Le pasteur Eliezer a 25 années de ministère à son actif. Il se dit contre cette modernité qui vise à affaiblir l’église. “Je ne permettrai à aucun jeune de mon église d’agir de la sorte! C’est une honte que des païens influencent la musique de Dieu!”, S’insurge t-il. Le pasteur Eliezer n’a pas sa langue dans sa poche pour montrer sa désapprobation. Il croit que le peu de respectabilité qu’a cette institution est grandement menacée et se doit d’être protégée. “Je ne serai pas complice de ce forfait, en ma qualité de berger, je dois et je veux protéger mes fidèles de ces tendances païennes”, conclut-il.
Croyante depuis une dizaine d’années, Soeur Farah consacre sa vie au Christ. Diplômée en administration et fiancée à un frère de son eglise, la jeune femme est assez ouverte concernant la tendance Rabòday. Elle répond que ce n’est pas un problème. “David a bien dansé en pleine rue pour Dieu. Déjà qu’à cette époque, on trouvait cela déplacé”, soutient Farah. Elle ajoute que selon elle, les haïtiens peuvent très bien se servir de leur répertoire musical pour louer Dieu. “Même avec le “rara” je n’aurai eu aucun problème, si c’est pour rendre grâce à Dieu” conclut-elle fermement.

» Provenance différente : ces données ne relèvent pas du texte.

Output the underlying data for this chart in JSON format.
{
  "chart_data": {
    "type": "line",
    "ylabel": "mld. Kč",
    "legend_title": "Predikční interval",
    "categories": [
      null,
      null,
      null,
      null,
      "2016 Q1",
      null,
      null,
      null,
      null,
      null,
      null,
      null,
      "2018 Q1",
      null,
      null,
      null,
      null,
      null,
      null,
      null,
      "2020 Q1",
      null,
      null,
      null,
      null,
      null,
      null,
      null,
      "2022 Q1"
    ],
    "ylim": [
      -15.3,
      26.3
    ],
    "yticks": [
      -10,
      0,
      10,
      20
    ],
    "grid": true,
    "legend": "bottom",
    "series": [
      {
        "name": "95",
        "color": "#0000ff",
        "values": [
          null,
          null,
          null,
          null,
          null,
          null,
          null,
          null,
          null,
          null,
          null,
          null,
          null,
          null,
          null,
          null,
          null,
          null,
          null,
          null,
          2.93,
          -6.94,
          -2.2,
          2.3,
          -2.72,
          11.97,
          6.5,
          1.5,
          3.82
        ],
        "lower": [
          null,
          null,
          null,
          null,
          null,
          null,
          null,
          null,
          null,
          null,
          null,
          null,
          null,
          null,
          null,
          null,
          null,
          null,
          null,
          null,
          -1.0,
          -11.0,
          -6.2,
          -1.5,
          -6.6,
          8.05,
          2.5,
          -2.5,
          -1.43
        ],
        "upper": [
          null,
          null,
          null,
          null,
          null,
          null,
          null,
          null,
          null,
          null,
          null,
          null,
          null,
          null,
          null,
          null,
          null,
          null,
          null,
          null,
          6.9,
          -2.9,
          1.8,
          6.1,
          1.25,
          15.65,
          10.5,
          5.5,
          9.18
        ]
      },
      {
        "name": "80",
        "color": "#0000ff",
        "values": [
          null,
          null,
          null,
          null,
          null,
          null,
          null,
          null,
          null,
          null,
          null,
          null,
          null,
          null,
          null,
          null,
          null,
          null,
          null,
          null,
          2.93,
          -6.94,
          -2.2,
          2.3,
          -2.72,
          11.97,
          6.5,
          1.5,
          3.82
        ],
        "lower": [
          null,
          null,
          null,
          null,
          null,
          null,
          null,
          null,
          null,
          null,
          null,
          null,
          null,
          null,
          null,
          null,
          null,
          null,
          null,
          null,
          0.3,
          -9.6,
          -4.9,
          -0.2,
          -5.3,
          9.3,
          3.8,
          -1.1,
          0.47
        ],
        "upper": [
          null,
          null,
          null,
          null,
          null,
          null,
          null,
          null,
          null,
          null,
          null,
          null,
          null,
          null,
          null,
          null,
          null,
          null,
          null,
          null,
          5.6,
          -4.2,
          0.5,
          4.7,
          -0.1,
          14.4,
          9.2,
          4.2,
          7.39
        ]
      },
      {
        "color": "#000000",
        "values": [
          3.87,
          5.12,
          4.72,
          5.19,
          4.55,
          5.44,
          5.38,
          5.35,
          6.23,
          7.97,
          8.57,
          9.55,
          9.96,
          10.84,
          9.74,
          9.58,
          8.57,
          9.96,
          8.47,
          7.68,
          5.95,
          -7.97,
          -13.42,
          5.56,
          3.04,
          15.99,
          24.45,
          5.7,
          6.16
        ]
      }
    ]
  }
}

Daniel est un amoureux de la musique contemporaine haïtienne. Perché sur un muret avec son boombox, tout y passe: Raboday, rap, compas love ou autres. Il confie que le raboday à l’église serait pour lui une vraie nouveauté et une attraction. “Ils sont si coincés que j’ai du mal à le croire”, déclare t-il souriant. Le jeune homme ajoute qu’il serait prêt a y aller par curiosité. Daniel est un croyant, ce qu’il confirme cependant, il ne va pas à l’église. Daniel fait partie de cette grande majorité de jeunes en contradiction avec l’église et qui préfère rester chez eux.
Il devient évident que le temps évolue et que les préjugés s’estompent. Les jeunes d’aujourd’hui insufflent beaucoup de nouveauté à l’église. Apres Frère Gabe, jeune “rappeur évangélique” qui a un vif succès ou Chorale Deg, d’autres feront sûrement leur entrée dans ce monde codifié. Cependant qu’on soit pro ou contre le rabòday, il est évident que les haïtiens sont un peuple de croyants qui adore la musique.